L’artiste musicien camerounais Ferdinand Din Din (alias “Maréchal Papillon”), s’est-il dit qu’avec le décès de l’immense musicien international d’origine camerounaise Manu Dibango, l’adage l’occasion fait le larron reprenait tout son sens ? Nul ne sait si l’auteur de « Femme sans ambition » et autres « Laver sans délaver », « Je suis amoureux. « Mot’a Nguigna »… a voulu profiter de la pluie pour déféquer dans le torrent, où si l’une de ces “bonnes intentions” qui pavent souvent l’enfer serait à l’origine de ses ennuis actuels avec la famille du patriarche de la musique camerounaise, passé de l’autre côté de la vie le 24 mars dernier à Paris en France, des suites de maladie.
Toujours est-il que le “Maréchal Papillon” serait sur le grill, violemment indexé par la famille de Grand Manu qui le somme, notamment dans un communiqué publié sur sa page Facebook “le Club Manu Dibango officiel“, de mettre fin à la collecte des fonds qu’il a initiée :
« Nous demandons notamment à M. Papillon au Cameroun de bien vouloir retirer le projet qu’il présente actuellement aux autorités et aux opérateurs économiques en vue de récolter des subventions ».
Une alerte est également lancée en direction de l’opinion camerounaise et internationale pour que personne ne souscrive à l’initiative d’hommage du jeune chanteur au saxophoniste de légende, et fort justement intitulé « Légende, grand hommage à Manu Dibango ». En tout cas, la famille de “Papy Groove” informe la communauté nationale et internationale, qu’elle l’informera en temps opportun, de l’organisation desdits hommages.
A en croire notre confrère “Le Quatrième Pouvoir” qui cite un membre de la famille de l’un des plus prestigieux ancêtres de la musique 237, « il (“Maréchal Papillon”, ndlr) a entrepris des collectes de fonds sans l’approbation de sa famille ».
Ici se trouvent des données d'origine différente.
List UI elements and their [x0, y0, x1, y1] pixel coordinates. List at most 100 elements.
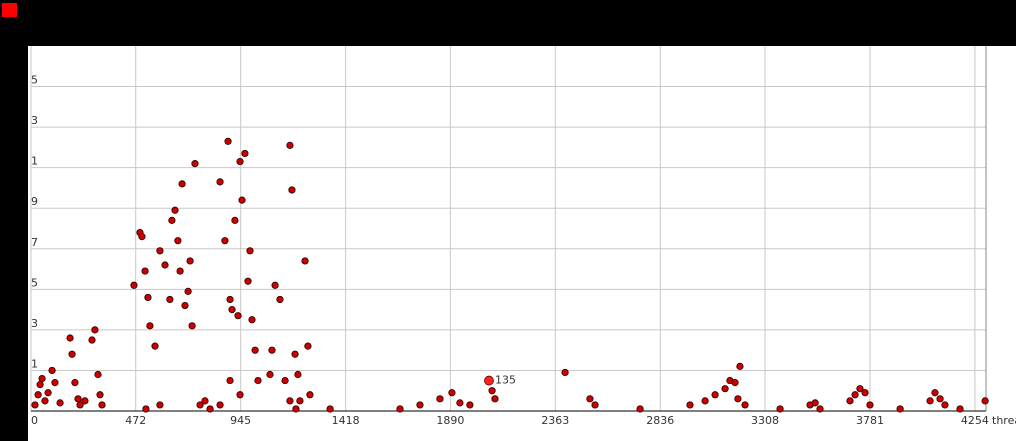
point	[156, 401, 164, 409]
point	[171, 206, 179, 214]
point	[266, 370, 274, 379]
point	[244, 277, 252, 285]
point	[41, 397, 49, 405]
point	[488, 387, 496, 395]
point	[301, 257, 309, 265]
point	[286, 397, 294, 405]
point	[251, 346, 259, 354]
point	[31, 401, 39, 409]
top-bar	[0, 0, 1016, 46]
point	[226, 295, 234, 304]
point	[268, 346, 276, 354]
point	[216, 401, 224, 409]
point	[96, 391, 104, 399]
x-tick-label: 1418	[332, 414, 360, 427]
point	[236, 391, 244, 399]
point	[294, 370, 302, 379]
point	[936, 395, 944, 403]
x-tick-label: 945	[230, 414, 251, 427]
point	[38, 374, 46, 383]
point	[736, 362, 744, 370]
y-tick-label: 1	[31, 357, 38, 370]
point	[241, 149, 249, 158]
point	[196, 401, 204, 409]
point	[981, 397, 989, 405]
x-axis-label: threa	[992, 414, 1016, 427]
point	[176, 267, 184, 275]
point	[191, 160, 199, 168]
point	[246, 247, 254, 255]
point	[174, 237, 182, 245]
point	[142, 405, 150, 413]
point	[396, 405, 404, 413]
x-tick-label: 2836	[646, 414, 674, 427]
point	[156, 247, 164, 255]
point	[466, 401, 474, 409]
point	[856, 385, 864, 393]
point	[71, 379, 79, 387]
point	[561, 368, 569, 377]
point	[448, 389, 456, 397]
point	[224, 137, 232, 145]
point	[248, 316, 256, 324]
point	[161, 261, 169, 269]
point	[731, 379, 739, 387]
point	[51, 379, 59, 387]
point	[68, 350, 76, 358]
point	[896, 405, 904, 413]
x-tick-label: 3781	[856, 414, 884, 427]
point	[226, 376, 234, 385]
point	[181, 301, 189, 310]
point	[36, 381, 44, 389]
x-tick-label: 4254	[961, 414, 989, 427]
y-tick-label: 3	[31, 317, 38, 330]
point	[151, 342, 159, 350]
point	[931, 389, 939, 397]
point	[48, 366, 56, 375]
y-tick-label: 7	[31, 236, 38, 249]
point	[130, 281, 138, 289]
point	[846, 397, 854, 405]
point	[254, 376, 262, 385]
status-square	[2, 3, 17, 17]
point	[238, 196, 246, 204]
point	[296, 397, 304, 405]
point	[686, 401, 694, 409]
point	[956, 405, 964, 413]
point	[456, 399, 464, 407]
point	[734, 395, 742, 403]
annotation: 135	[495, 374, 516, 387]
point	[168, 216, 176, 224]
point	[94, 370, 102, 379]
point	[326, 405, 334, 413]
point	[586, 395, 594, 403]
point	[851, 391, 859, 399]
point	[304, 342, 312, 350]
point	[816, 405, 824, 413]
point	[138, 233, 146, 241]
point	[221, 237, 229, 245]
point	[186, 257, 194, 265]
point	[926, 397, 934, 405]
highlight-point	[484, 375, 494, 386]
point	[811, 399, 819, 407]
point	[701, 397, 709, 405]
point	[271, 281, 279, 289]
point	[188, 322, 196, 330]
y-tick-label: 3	[31, 114, 38, 127]
x-tick-label: 472	[125, 414, 146, 427]
left-bar	[0, 0, 28, 441]
point	[636, 405, 644, 413]
point	[292, 405, 300, 413]
point	[144, 293, 152, 302]
point	[291, 350, 299, 358]
point	[184, 287, 192, 295]
x-tick-label: 1890	[436, 414, 464, 427]
point	[866, 401, 874, 409]
point	[44, 389, 52, 397]
point	[286, 141, 294, 149]
point	[88, 336, 96, 344]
Celle-ci aurait été surprise de constater la présence des affiches annonçant l’évènement nommé par l’intitulé mentionné supra. Sur lesdites affiches éditées en prélude au fantastique événement, la date n’est mentionnée nulle part, mais on y voit une photo du saxophoniste avec son instrument de prédilection, qui illustre une brève biographie de lui. Le tout suivi par les noms des entreprises et médias partenaires de l’événement.
La réaction de “Papillon” que l’on sait truculent et peu adepte des convenances langagières est attendue… « Et on ne serait pas étonné de l’entendre dire que “Grand Manu est un patrimoine camerounais qui n’appartient plus seulement à sa famille” », faisait savoir mardi un de ces confrères artistes contactés par Cameroonvoice, qui a requis l’anonymat, « de crainte que “Mota Nguinya”* déverse sa mauvaise éducation et sa “malbouche” habituelles sur moi » (Sic).
* Din Din Ferdinand, de son nom d’artiste “Papillon” ou “Maréchal Papillon” s’est donné pour sobriquet supplémentaire « Mota Nguinya » en français, cette expression en langue duala (langue vernaculaire de la deuxième ville du Cameroun, Douala, considérée comme la langue véhiculaire de tous les Sawas, peuples autochtones de la côte), signifie « l’homme fort », par extension, « le lion ».